GlycoNet researchers at Simon Fraser University are developing new molecules with the ultimate goal to improve the effectiveness of antitumor antibodies
By Ali Chou
Carbohydrate mimics, or compounds that look and sometimes behave like sugars, have attracted much attention from pharmaceutical companies due to potential applications as anticancer and antibacterial drugs. Yet, creating carbohydrate mimics is not straightforward. Often, their synthesis involves many complicated synthetic manipulations or ‘steps’, which require excessive amount of time and resources.
As a medicinal chemist, GlycoNet Investigator Dr. Robert Britton has another plan. He has spent more than five years developing and demonstrating a novel synthetic route to make carbohydrate mimics that could help industrial manufacturers improve the production of antitumor antibodies.
“The effectiveness of antitumor antibodies in killing cancer cells depends largely on the structure of the antibodies themselves—particularly, the types of carbohydrates attached to them,” says Britton. “The activities of these antibodies increase significantly if they do not incorporate the carbohydrate ‘fucose’.”
The discovery of non-fucosylated antibodies as more effective antitumor drugs than their fucosylated counterparts was a blockbuster.
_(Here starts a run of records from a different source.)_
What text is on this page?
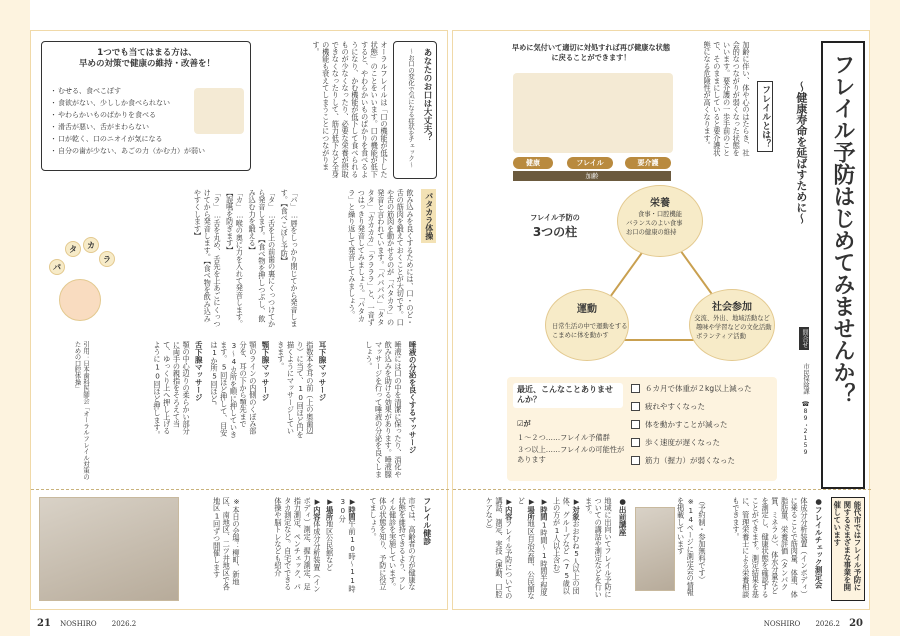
1つでも当てはまる方は、
早めの対策で健康の維持・改善を！
・ むせる、食べこぼす
・ 食欲がない、少ししか食べられない
・ やわらかいものばかりを食べる
・ 滑舌が悪い、舌がまわらない
・ 口が乾く、口のニオイが気になる
・ 自分の歯が少ない、あごの力（かむ力）が弱い
あなたのお口は大丈夫？
〜お口の変化で気になる症状をチェック〜
オーラルフレイルは「口の機能が低下した状態」のことをいいます。口の機能が低下すると、やわらかいものばかりを食べるようになり、かむ機能が低下して食べられるものが少なくなったり、必要な栄養が摂取できなくなったりして、筋力低下など全身の機能も衰えてしまうことにつながります。
パタカラ体操
飲み込みを良くするためには、口・のど・舌の筋肉を鍛えておくことが大切です。口や舌の筋肉を動かせるのが「パタカラ」の発音と言われています。「パパパパ」「タタタタ」「カカカカ」「ララララ」と、一音ずつはっきり発音してみましょう。「パタカラ」と繰り返して発音してみましょう。
「パ」…唇をしっかり閉じてから発音します。【食べこぼし予防】
「タ」…舌を上の前歯の裏にくっつけてから発音します。【食べ物を押しつぶし、飲み込む力を鍛える】
「カ」…喉の奥に力を入れて発音します。【誤嚥を防ぎます】
「ラ」…舌を丸め、舌先を上あごにくっつけてから発音します。【食べ物を飲み込みやすくします】
パ
タ	カ
ラ
唾液の分泌を良くするマッサージ
唾液には口の中を清潔に保ったり、消化や飲み込みを助ける効果があります。唾液腺マッサージを行って唾液の分泌を良くしましょう。
耳下腺マッサージ
指数本を耳の前（上の奥歯辺り）に当て、10回ほど円を描くようにマッサージしていきます。
顎下腺マッサージ
顎のラインの内側のくぼみ部分を、耳の下から顎先まで3〜4カ所を順に押していきます。5回ほど押して、目安は1か所5回ほど。
舌下腺マッサージ
顎の中心辺りの柔らかい部分に両手の親指をそろえて当て、ゆっくり上へ押し上げるように10回ほど押します。
引用：日本歯科医師会「オーラルフレイル対策のための口腔体操」
フレイル健診
市では、高齢者の方が健康な状態を維持できるよう、フレイル健診を実施しています。体の状態を知り、予防に役立てましょう。
▶時間午前10時〜11時30分
▶場所地区公民館など
▶内容体成分分析装置（インボディ）測定、握力測定、足指力測定、ペンチェック、パタカ測定など。自宅でできる体操や脳トレなども紹介
※本日の会場：柳町、新地区、南地区、二ツ井地区で各地区1回ずつ開催します
21 NOSHIRO 2026.2
フレイル予防はじめてみませんか？
〜健康寿命を延ばすために〜
問合せ
市民保険課　☎89・2159
フレイルとは？
加齢に伴い、体や心のはたらき、社会的なつながりが弱くなった状態をいいます。要介護の一歩手前のことで、そのままにしていると要介護状態になる危険性が高くなります。
早めに気付いて適切に対処すれば再び健康な状態に戻ることができます！
健康	フレイル	要介護
加齢
フレイル予防の
3つの柱
栄養
食事・口腔機能
バランスのよい食事
お口の健康の維持
運動
日常生活の中で運動をする
こまめに体を動かす
社会参加
交流、外出、地域活動など
趣味や学習などの文化活動
ボランティア活動
最近、こんなことありませんか？
☑が
１〜２つ……フレイル予備群
３つ以上……フレイルの可能性があります
６カ月で体重が２kg以上減った
疲れやすくなった
体を動かすことが減った
歩く速度が遅くなった
筋力（握力）が弱くなった
能代市ではフレイル予防に関するさまざまな事業を開催しています
●フレイルチェック測定会
体成分分析装置（インボディ）に乗ることで筋肉量、体重、体脂肪量、栄養評価（タンパク質、ミネラル）、体水分量などを測定し、健康状態を確認することができます。測定結果を基に、管理栄養士による栄養相談もできます。
（予約制・参加無料です）
※14ページに測定会の情報を掲載しています
●出前講座
地域に出向いてフレイル予防についての講話や測定などを行います。
▶対象おおむね5人以上の団体、グループなど（75歳以上の方が1人以上含む）
▶時間1時間〜1時間半程度
▶場所地区自治会館、公民館など
▶内容フレイル予防についての講話、測定、実技（運動、口腔ケアなど）
NOSHIRO 2026.2 20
But realistically, there are challenges from a manufacturing point-of-view: all existing standard production procedures use production broths containing an enzyme that inevitably attaches fucose onto antibodies.
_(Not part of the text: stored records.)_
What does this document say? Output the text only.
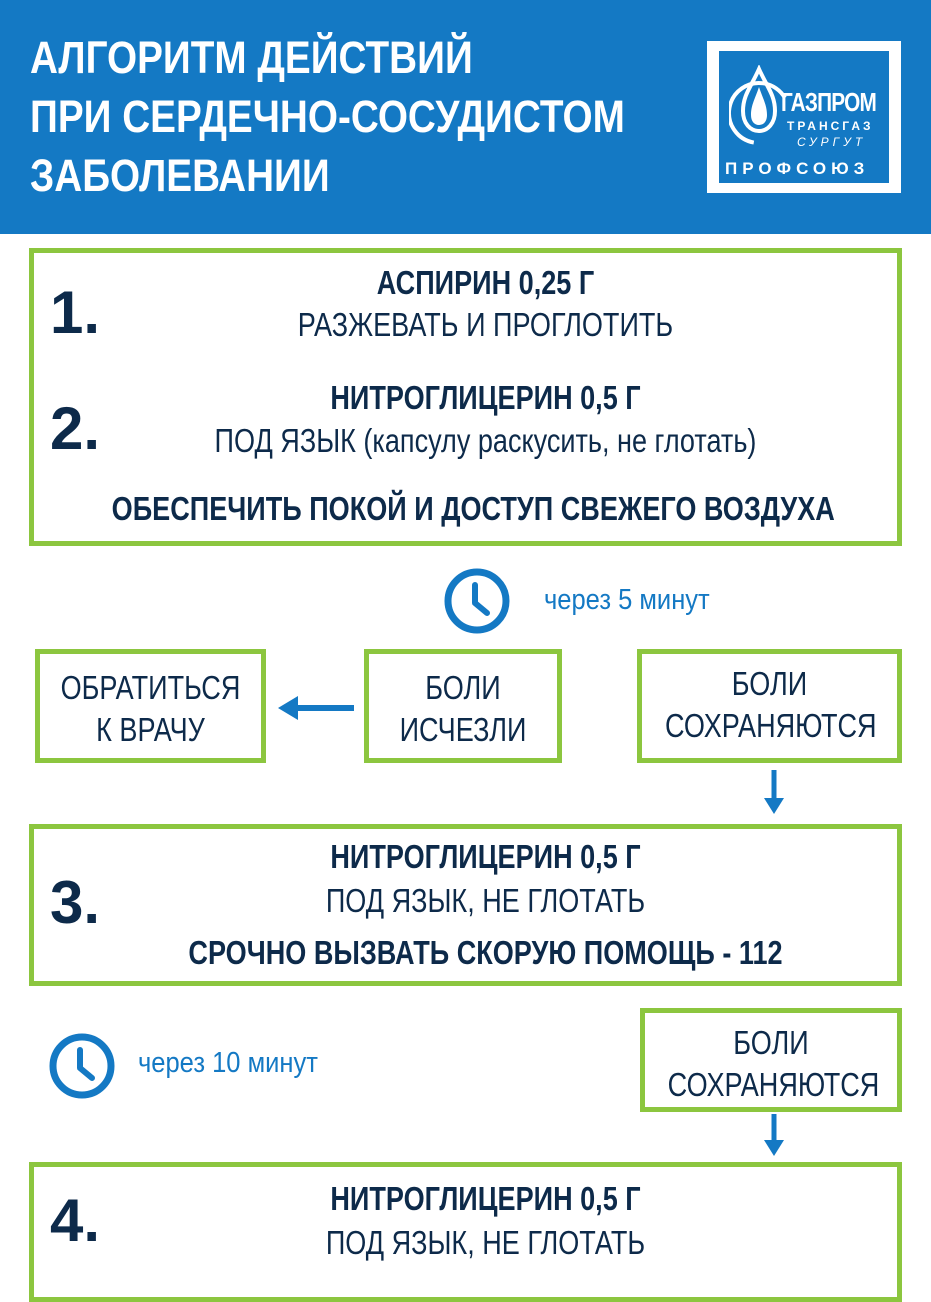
АЛГОРИТМ ДЕЙСТВИЙ
ПРИ СЕРДЕЧНО-СОСУДИСТОМ
ЗАБОЛЕВАНИИ
ГАЗПРОМ
ТРАНСГАЗ
СУРГУТ
ПРОФСОЮЗ
1.	АСПИРИН 0,25 Г
РАЗЖЕВАТЬ И ПРОГЛОТИТЬ
2.	НИТРОГЛИЦЕРИН 0,5 Г
ПОД ЯЗЫК (капсулу раскусить, не глотать)
ОБЕСПЕЧИТЬ ПОКОЙ И ДОСТУП СВЕЖЕГО ВОЗДУХА
через 5 минут
ОБРАТИТЬСЯ
К ВРАЧУ
БОЛИ
ИСЧЕЗЛИ
БОЛИ
СОХРАНЯЮТСЯ
3.
НИТРОГЛИЦЕРИН 0,5 Г
ПОД ЯЗЫК, НЕ ГЛОТАТЬ
СРОЧНО ВЫЗВАТЬ СКОРУЮ ПОМОЩЬ - 112
через 10 минут
БОЛИ
СОХРАНЯЮТСЯ
4.	НИТРОГЛИЦЕРИН 0,5 Г
ПОД ЯЗЫК, НЕ ГЛОТАТЬ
There are several ways to circumvent the situation. “For example, one can engineer cell lines that help make non-fucosylated antibodies, but it’s expensive. Also, it’s not very efficient because the cell line would be designed to produce one specific type of antibody,” says Britton. This means that for every antibody drug, there has to be a cell line engineered just for its production.
Britton, together with his collaborator Dr. David Vocadlo from Simon Fraser University, came up with an alternative solution. Instead of changing the production method completely, they proposed to add carbohydrate mimics—more specifically, fucose-like compounds—into the production broth. Because the fucose mimic is structurally similar to fucose, the enzyme is tricked into binding to the mimic and blocked for its normal activities, i.e. attaching fucose onto antibodies.
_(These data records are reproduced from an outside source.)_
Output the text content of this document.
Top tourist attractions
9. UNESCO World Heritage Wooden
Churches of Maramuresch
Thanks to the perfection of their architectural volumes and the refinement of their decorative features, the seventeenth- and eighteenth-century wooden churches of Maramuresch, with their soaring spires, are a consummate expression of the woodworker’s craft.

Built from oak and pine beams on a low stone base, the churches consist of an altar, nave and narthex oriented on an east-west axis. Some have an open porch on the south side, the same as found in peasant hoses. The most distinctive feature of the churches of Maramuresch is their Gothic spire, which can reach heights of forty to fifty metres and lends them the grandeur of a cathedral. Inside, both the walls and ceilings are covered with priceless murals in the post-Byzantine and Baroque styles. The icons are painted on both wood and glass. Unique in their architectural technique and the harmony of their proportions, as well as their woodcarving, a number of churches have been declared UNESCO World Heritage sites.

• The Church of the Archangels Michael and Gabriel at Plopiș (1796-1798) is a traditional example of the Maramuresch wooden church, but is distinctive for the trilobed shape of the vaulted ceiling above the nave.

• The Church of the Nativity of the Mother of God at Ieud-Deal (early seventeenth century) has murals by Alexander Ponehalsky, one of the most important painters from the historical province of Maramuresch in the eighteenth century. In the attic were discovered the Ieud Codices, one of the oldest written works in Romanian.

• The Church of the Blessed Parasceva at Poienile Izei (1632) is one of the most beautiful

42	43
The advantage of the proposed solution is that these mimics could be used as a universal additive for the production of different antibodies. What’s more, the antibodies can be readily removed and harvested from the broth leaving behind these added mimics.
Despite their potential, the family of carbohydrate analogues Britton seeks after is not easy to make. His team has worked for years to develop methods that could make the synthesis of these analogues more cost-effective. With GlycoNet funding support since 2017, Britton says that his lab has successfully developed routes to synthesize a range of candidates. “We sent them first to our collaborator (Vocadlo), who has assays in-house to test these compounds’ ability to block fucosylation. From the testing results, we shipped several of them to a CRO to further test for their performance in the antibody production pipeline,” says Britton.
The team has discovered a promising lead from the panel of candidates. “We observed major reductions in fucosylation in the produced antibodies,” says Britton. Right now, the team is tweaking the structure of the lead to further increase its efficiency in blocking fucosylation. “There are a lot of trials and errors, and there is also the challenge of upscaling the synthesis of the candidates,” says Britton. Just like any other synthetic development, scaling up from milligrams to kilograms is not a simple, linear process. However, with the expertise and a track record in creating new molecules, Britton remains positive that the team will identify the best candidate and a convenient scale up to enable its production.